The regulator said it had more than 70 responses to its discussion paper, published in January, on the PSP, which, if given the Government's go-ahead, would compete against the BBC and Channel 4 in digital media markets.
Last year Ofcom CEO Ed Richards said the PSP was a key part of his "personal crusade" in ensuring media plurality post digital switchover. The fear is that as audiences fragment and competition increases, commercially funded public service broadcasters will no longer be able to offer news and children's programming, and programmes targeted at UK nations and regions?leaving public service content the monopoly of the licence fee-funded BBC.
Ofcom said the majority of responses agreed that online delivery will be a valuable new way of accessing public service content and supported the case for intervention in principle.

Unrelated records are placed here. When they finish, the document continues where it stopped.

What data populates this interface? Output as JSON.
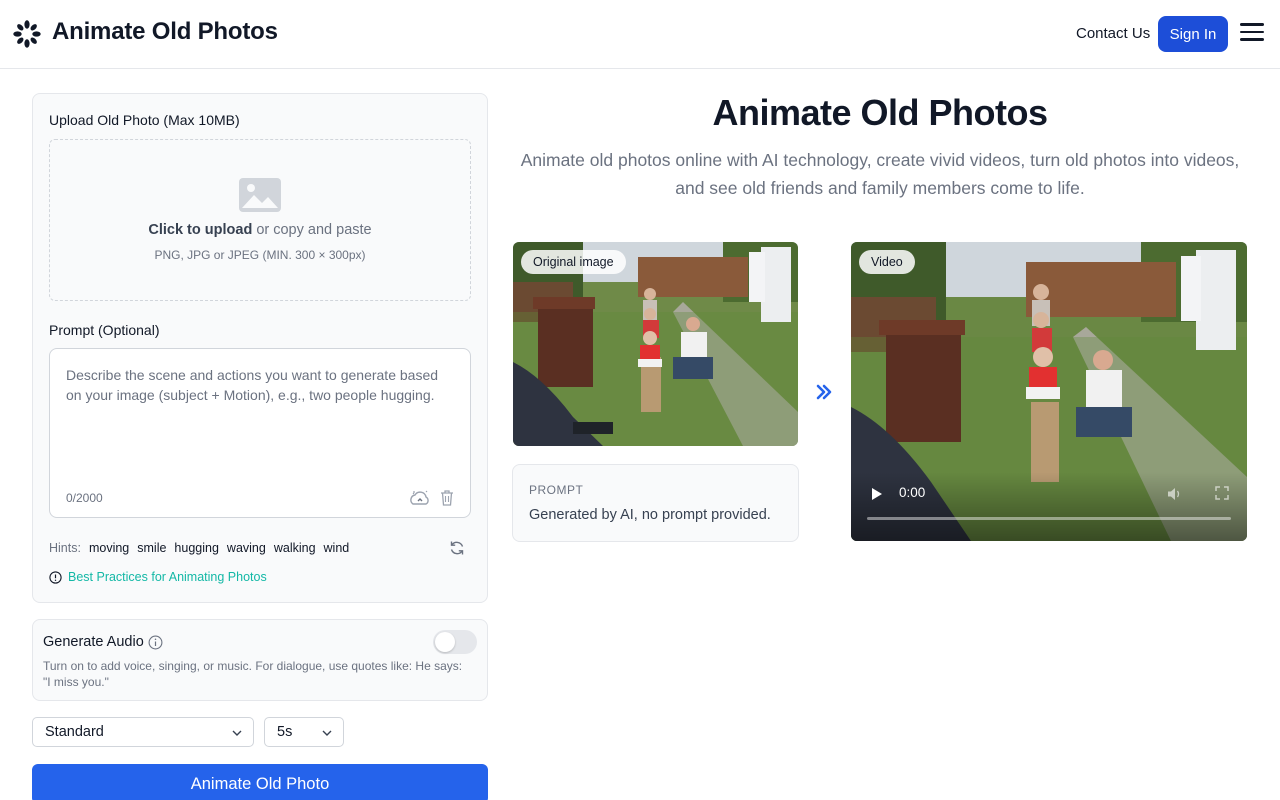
{
  "header": {
    "brand": "Animate Old Photos",
    "contact": "Contact Us",
    "sign_in": "Sign In"
  },
  "upload": {
    "label": "Upload Old Photo (Max 10MB)",
    "click_strong": "Click to upload",
    "click_rest": " or copy and paste",
    "types": "PNG, JPG or JPEG (MIN. 300 × 300px)"
  },
  "prompt": {
    "label": "Prompt (Optional)",
    "placeholder": "Describe the scene and actions you want to generate based on your image (subject + Motion), e.g., two people hugging.",
    "counter": "0/2000"
  },
  "hints": {
    "label": "Hints:",
    "items": [
      "moving",
      "smile",
      "hugging",
      "waving",
      "walking",
      "wind"
    ]
  },
  "best_practices": "Best Practices for Animating Photos",
  "audio": {
    "title": "Generate Audio",
    "description": "Turn on to add voice, singing, or music. For dialogue, use quotes like: He says: \"I miss you.\"",
    "enabled": false
  },
  "options": {
    "quality": "Standard",
    "duration": "5s"
  },
  "animate_button": "Animate Old Photo",
  "hero": {
    "title": "Animate Old Photos",
    "subtitle": "Animate old photos online with AI technology, create vivid videos, turn old photos into videos, and see old friends and family members come to life."
  },
  "example": {
    "original_badge": "Original image",
    "video_badge": "Video",
    "prompt_heading": "PROMPT",
    "prompt_text": "Generated by AI, no prompt provided.",
    "video_time": "0:00"
  },
  "colors": {
    "primary": "#2563eb",
    "sign_in": "#1d4ed8",
    "link": "#14b8a6"
  }
}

Among issues raised by respondents was:
- The need for clarity over where intervention was most needed: where would there be a market shortfall and what types of content would be needed?
- The role of the PSP: some argued it could help citizens navigate to other sources of public service content while others suggested it could support the creation of public service content by acting as a source of "venture capital".
- The protection of rights: Ofcom's document set out a possible new open rights model which would allow content to be modified, amended and re-used. Ofcom said this approach "received support in some quarters while others argued that existing copyright legislation is sufficient to deliver these benefits".
- How much the PSP would cost: Ofcom said there was no consensus on the required scale nor source of potential funding.
- Ofcom said it would now conduct more research and hold a series of seminars on the issue during the summer.